Prosecutors in China have outlined a framework for prosecuting cryptocurrency money laundering that includes presuming criminal intent when suspects use coin mixers or privacy coins without providing reasonable counter-evidence. The proposals appeared in an opinion article published in the Procuratorate Daily, the newspaper of China's Supreme People's Procuratorate, written by two district prosecutors in Hunan province and a university law professor. The framework addresses gaps in current money laundering charges and proposes creating a national platform to hold and sell seized cryptocurrency, tackling a disposal problem created by China's ban on crypto trading. More than 3,000 people were charged with crypto-related money laundering in China in 2024 alone. The proposals come as Chinese-language laundering networks processed an estimated $16 billion in 2025 and handle roughly a fifth of all crypto money laundering worldwide, according to Chainalysis.
The article proposes that courts presume a suspect intended to launder money when they use tools designed to obscure transactions such as mixers or privacy coins, unless the suspect provides reasonable counter-evidence. The framework also suggests presuming intent when suspects offload large amounts of crypto at obviously unreasonable prices or run high-frequency, large-scale transfers through anonymous wallets with no link to their identity. The authors urge a double investigation of one case rule that would screen every underlying crime for laundering and require investigators to map the flow of any crypto involved. This builds on a 2024 judicial interpretation from China's Supreme People's Court that already treats using virtual-asset transactions to move criminal proceeds as a form of laundering. China's dedicated money-laundering offense covers only seven categories of predicate crime, so prosecutors often fall back on a broader concealment charge to go after crypto cases, the authors note.
The prosecutors propose a blockchain data self-verification principle where on-chain records that can be checked on a public block explorer, with matching hash values, would be treated as presumptively genuine. The burden would shift onto whoever disputes them. Reports from compliant blockchain analytics firms, such as fund flow maps and address clustering, would count as expert evidence. Laundering could be established from circumstantial, fragmentary evidence as long as it forms a coherent chain, even if not every coin is traced to its source. The article carries no legal force, but articles like it offer a window into the thinking taking shape inside China's prosecution system.

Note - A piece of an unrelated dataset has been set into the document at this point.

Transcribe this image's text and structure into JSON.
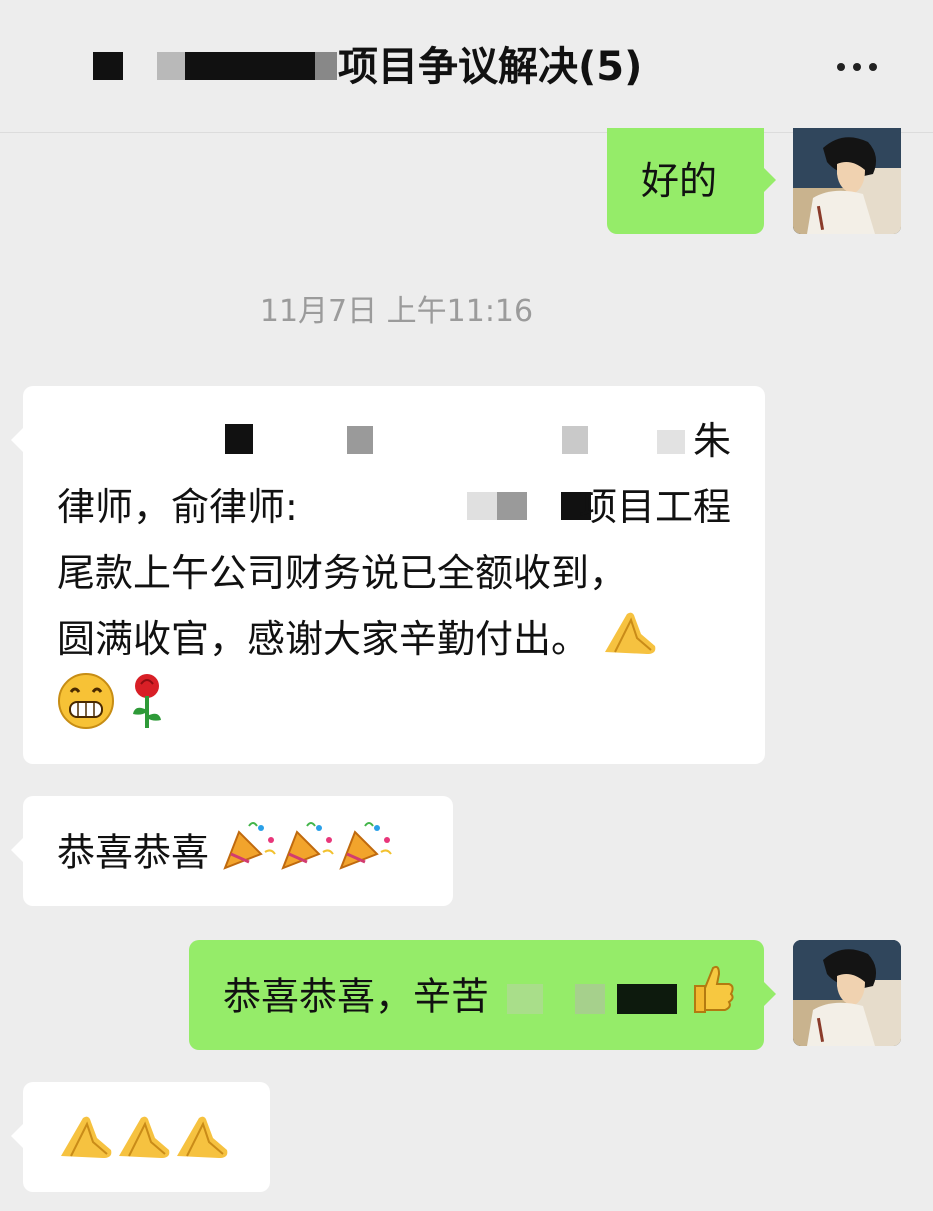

The article calls for a national platform to custody and dispose of seized crypto through compliant channels like directed auctions. A standing expert committee would value holdings against on-chain data and global exchange prices. The proposal includes cross-border deals plus a blockchain-based judicial cooperation chain to trace and recover assets moved offshore. Because Beijing bans trading, authorities that confiscate tokens have no clean legal way to cash them out, leaving billions of dollars in limbo. In practice, local governments have already been quietly selling seized crypto through private firms in offshore markets, a workaround Reuters documented last year that a formal system would be meant to replace.

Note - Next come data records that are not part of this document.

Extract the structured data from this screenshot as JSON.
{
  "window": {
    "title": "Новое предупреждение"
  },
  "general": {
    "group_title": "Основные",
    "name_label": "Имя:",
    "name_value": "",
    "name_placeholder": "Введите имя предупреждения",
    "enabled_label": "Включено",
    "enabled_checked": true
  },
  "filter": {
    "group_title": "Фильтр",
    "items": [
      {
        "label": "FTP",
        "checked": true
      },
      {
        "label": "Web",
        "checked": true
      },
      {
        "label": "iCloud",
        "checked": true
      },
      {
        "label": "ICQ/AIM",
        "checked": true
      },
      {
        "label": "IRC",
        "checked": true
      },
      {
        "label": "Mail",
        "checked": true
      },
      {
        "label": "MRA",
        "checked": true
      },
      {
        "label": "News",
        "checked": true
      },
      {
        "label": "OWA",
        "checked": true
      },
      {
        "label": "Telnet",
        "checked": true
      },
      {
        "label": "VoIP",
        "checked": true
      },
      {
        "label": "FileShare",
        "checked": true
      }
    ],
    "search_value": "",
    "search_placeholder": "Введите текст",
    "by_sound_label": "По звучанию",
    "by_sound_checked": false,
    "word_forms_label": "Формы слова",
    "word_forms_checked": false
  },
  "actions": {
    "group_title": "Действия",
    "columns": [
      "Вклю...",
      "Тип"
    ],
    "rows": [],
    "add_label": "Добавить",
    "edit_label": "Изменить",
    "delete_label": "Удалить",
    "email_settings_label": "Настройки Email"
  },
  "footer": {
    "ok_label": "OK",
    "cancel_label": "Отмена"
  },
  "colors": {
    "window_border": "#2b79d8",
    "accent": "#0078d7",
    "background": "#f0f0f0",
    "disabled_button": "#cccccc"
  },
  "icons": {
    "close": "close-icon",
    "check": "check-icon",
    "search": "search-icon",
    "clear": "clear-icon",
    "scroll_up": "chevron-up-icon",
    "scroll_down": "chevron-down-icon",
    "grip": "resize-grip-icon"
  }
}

Chinese-language laundering networks processed an estimated $16 billion in 2025 and now handle roughly a fifth of all crypto money laundering worldwide, according to Chainalysis. Chinese police have broken up large rings, including a $1.7 billion laundering operation in 2022. China outlawed crypto trading and mining in 2021, but it remains one of the busiest fronts for crypto-based money laundering. Chainalysis traces the rise of these networks partly to China's own capital controls, as wealthy citizens moving money offshore supply the liquidity that lets the networks launder for Western organized crime groups.

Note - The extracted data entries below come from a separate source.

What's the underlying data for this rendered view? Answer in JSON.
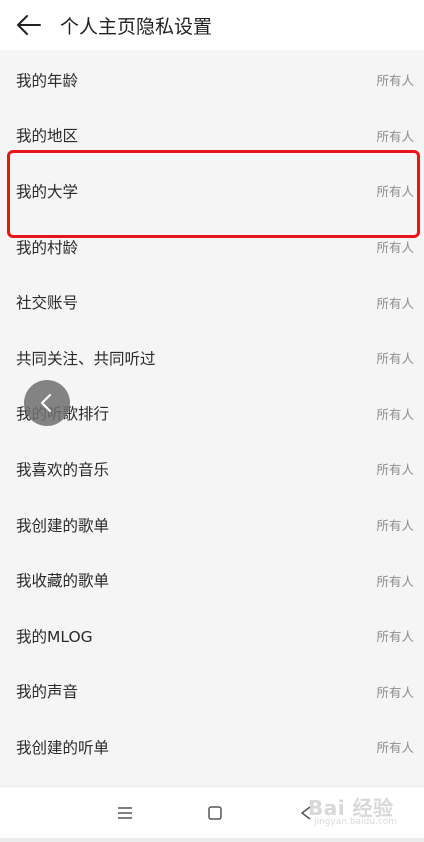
{
  "header": {
    "title": "个人主页隐私设置"
  },
  "settings": [
    {
      "label": "我的年龄",
      "value": "所有人"
    },
    {
      "label": "我的地区",
      "value": "所有人"
    },
    {
      "label": "我的大学",
      "value": "所有人"
    },
    {
      "label": "我的村龄",
      "value": "所有人"
    },
    {
      "label": "社交账号",
      "value": "所有人"
    },
    {
      "label": "共同关注、共同听过",
      "value": "所有人"
    },
    {
      "label": "我的听歌排行",
      "value": "所有人"
    },
    {
      "label": "我喜欢的音乐",
      "value": "所有人"
    },
    {
      "label": "我创建的歌单",
      "value": "所有人"
    },
    {
      "label": "我收藏的歌单",
      "value": "所有人"
    },
    {
      "label": "我的MLOG",
      "value": "所有人"
    },
    {
      "label": "我的声音",
      "value": "所有人"
    },
    {
      "label": "我创建的听单",
      "value": "所有人"
    }
  ],
  "highlight_color": "#e8141c",
  "watermark": {
    "main": "Bai 经验",
    "sub": "jingyan.baidu.com"
  },
  "icons": {
    "header_back": "arrow-left-icon",
    "floating_back": "chevron-left-icon",
    "nav_menu": "menu-icon",
    "nav_home": "square-home-icon",
    "nav_back": "triangle-back-icon"
  }
}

What did Chinese prosecutors propose regarding crypto mixer use? Chinese prosecutors proposed that courts presume criminal intent when suspects use coin mixers or privacy coins without providing reasonable counter-evidence. The framework also suggests presuming intent when suspects offload large amounts of crypto at obviously unreasonable prices or run high-frequency transfers through anonymous wallets.
Why is China proposing a national platform for seized cryptocurrency? China is proposing a national platform to custody and sell seized cryptocurrency because Beijing's ban on crypto trading leaves authorities with no clean legal way to cash out confiscated tokens, leaving billions of dollars in limbo. The platform would dispose of seized crypto through compliant channels like directed auctions and use a standing expert committee to value holdings.
How much did Chinese-language laundering networks process in 2025? Chinese-language laundering networks processed an estimated $16 billion in 2025 and now handle roughly a fifth of all crypto money laundering worldwide, according to Chainalysis. More than 3,000 people were charged with crypto-related money laundering in China in 2024 alone.